We have previously reported higher bipolar disorder PRS in patients with a severe major depressive episode treated with ECT than in patients with more moderate depression treated with Internet-based cognitive-behavioral therapy (
12). Higher bipolar disorder PRS might thus reflect a genetic liability to develop not only bipolar disorder but also more severe depression. Our findings indicate that high polygenic liability for bipolar disorder may also be associated with response to biological treatments, including ECT. Further research is needed to confirm this.
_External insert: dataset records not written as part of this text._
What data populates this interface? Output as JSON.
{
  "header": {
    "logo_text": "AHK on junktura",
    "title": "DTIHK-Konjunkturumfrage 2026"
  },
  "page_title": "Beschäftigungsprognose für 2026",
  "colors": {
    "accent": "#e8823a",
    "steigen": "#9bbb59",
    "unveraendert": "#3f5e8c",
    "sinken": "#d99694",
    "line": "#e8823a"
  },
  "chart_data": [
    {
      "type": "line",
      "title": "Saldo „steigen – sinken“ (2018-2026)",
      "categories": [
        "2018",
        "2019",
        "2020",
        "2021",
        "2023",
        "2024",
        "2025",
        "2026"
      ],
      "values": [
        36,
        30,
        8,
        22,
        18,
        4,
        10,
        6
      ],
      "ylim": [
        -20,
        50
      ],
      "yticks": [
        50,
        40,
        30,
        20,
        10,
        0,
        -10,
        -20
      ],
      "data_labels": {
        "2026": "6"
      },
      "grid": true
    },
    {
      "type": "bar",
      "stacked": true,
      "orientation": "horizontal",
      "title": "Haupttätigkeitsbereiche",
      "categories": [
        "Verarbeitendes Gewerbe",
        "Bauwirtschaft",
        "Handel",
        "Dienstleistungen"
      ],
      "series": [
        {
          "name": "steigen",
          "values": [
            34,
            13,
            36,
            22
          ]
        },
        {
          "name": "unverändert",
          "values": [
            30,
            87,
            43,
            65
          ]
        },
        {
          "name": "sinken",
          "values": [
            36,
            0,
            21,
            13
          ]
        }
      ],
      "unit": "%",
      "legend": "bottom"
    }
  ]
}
The effect sizes of PRSs in this study were small, which echoes other genetic studies of response to psychiatric treatments (
14–
16). Although effect sizes may increase with larger genomic studies (
37), the power of PRS to explain treatment effects may be limited in cohorts with similar phenotypes and relatively small variations in treatment outcome. Also, the genetic correlation between major depression and bipolar disorder seems to be due to pleiotropic genetic variants, meaning that genetic risk for bipolar disorder cannot be used to delineate major depression subgroups (
38). Thus, PRSs of bipolar disorder and major depression may not be suitable for identification of a subgroup of “super responders” to ECT. The genetics of ECT response may also overlap with the genetics of phenotypes associated with poor ECT response, such as personality disorders and substance use (
5). Indeed, the genetic architecture of categorically defined psychiatric disorders may differ from that of treatment response. These possibilities should be addressed by further studies, and ultimately by a GWAS of response to ECT, which is an objective of the International Consortium on the Genetics of ECT and Severe Depressive Disorder (GenECT-IC), aiming to recruit 30,000 participants (
39).
The strengths of this study include the large and well-characterized sample with data on treatment outcomes after ECT. Further, the direction and magnitude of effects were consistent between the primary (CGI-I) and secondary (MADRS-S) outcome measures. Sensitivity analyses provided further convergent evidence. Limitations of the study include, first, that data were collected in routine clinical practice, limiting quality supervision. This probably adds noise compared with controlled studies. Second, the MADRS-S is self-rated while the CGI-I is observer-rated, which may explain why CGI-I and MADRS-S were only moderately correlated. Moreover, MADRS-S ratings were missing for more than half of the participants, primarily prior to ECT. This is likely explained by poor mental states that precluded the completing of a self-rated instrument, and it might bias the results by excluding severely ill patients, who are expected to respond well to treatment. However, this bias should not affect the results regarding the observer-rated CGI-I. Third, we had limited data on factors known to predict the outcome of ECT, such as duration of the current episode and nonresponse to antidepressant medication (
10). It remains to be examined to what extent the association between, for example, PRS for major depression and treatment outcome is independent of these variables. Last, given that our sample size was <4,000, the study was powered neither for a GWAS of ECT outcomes nor for computing heritability estimates for the studied outcomes (
40).
In summary, we found that response to ECT is associated with lower genetic burden for major depressive disorder and higher genetic burden for bipolar disorder. Yet, the predictive power of the studied polygenic risk scores to predict outcome after ECT was small. It remains to be studied whether polygenic risk scores alongside clinical or demographic factors might add predictive value beyond known clinical predictors of response to ECT.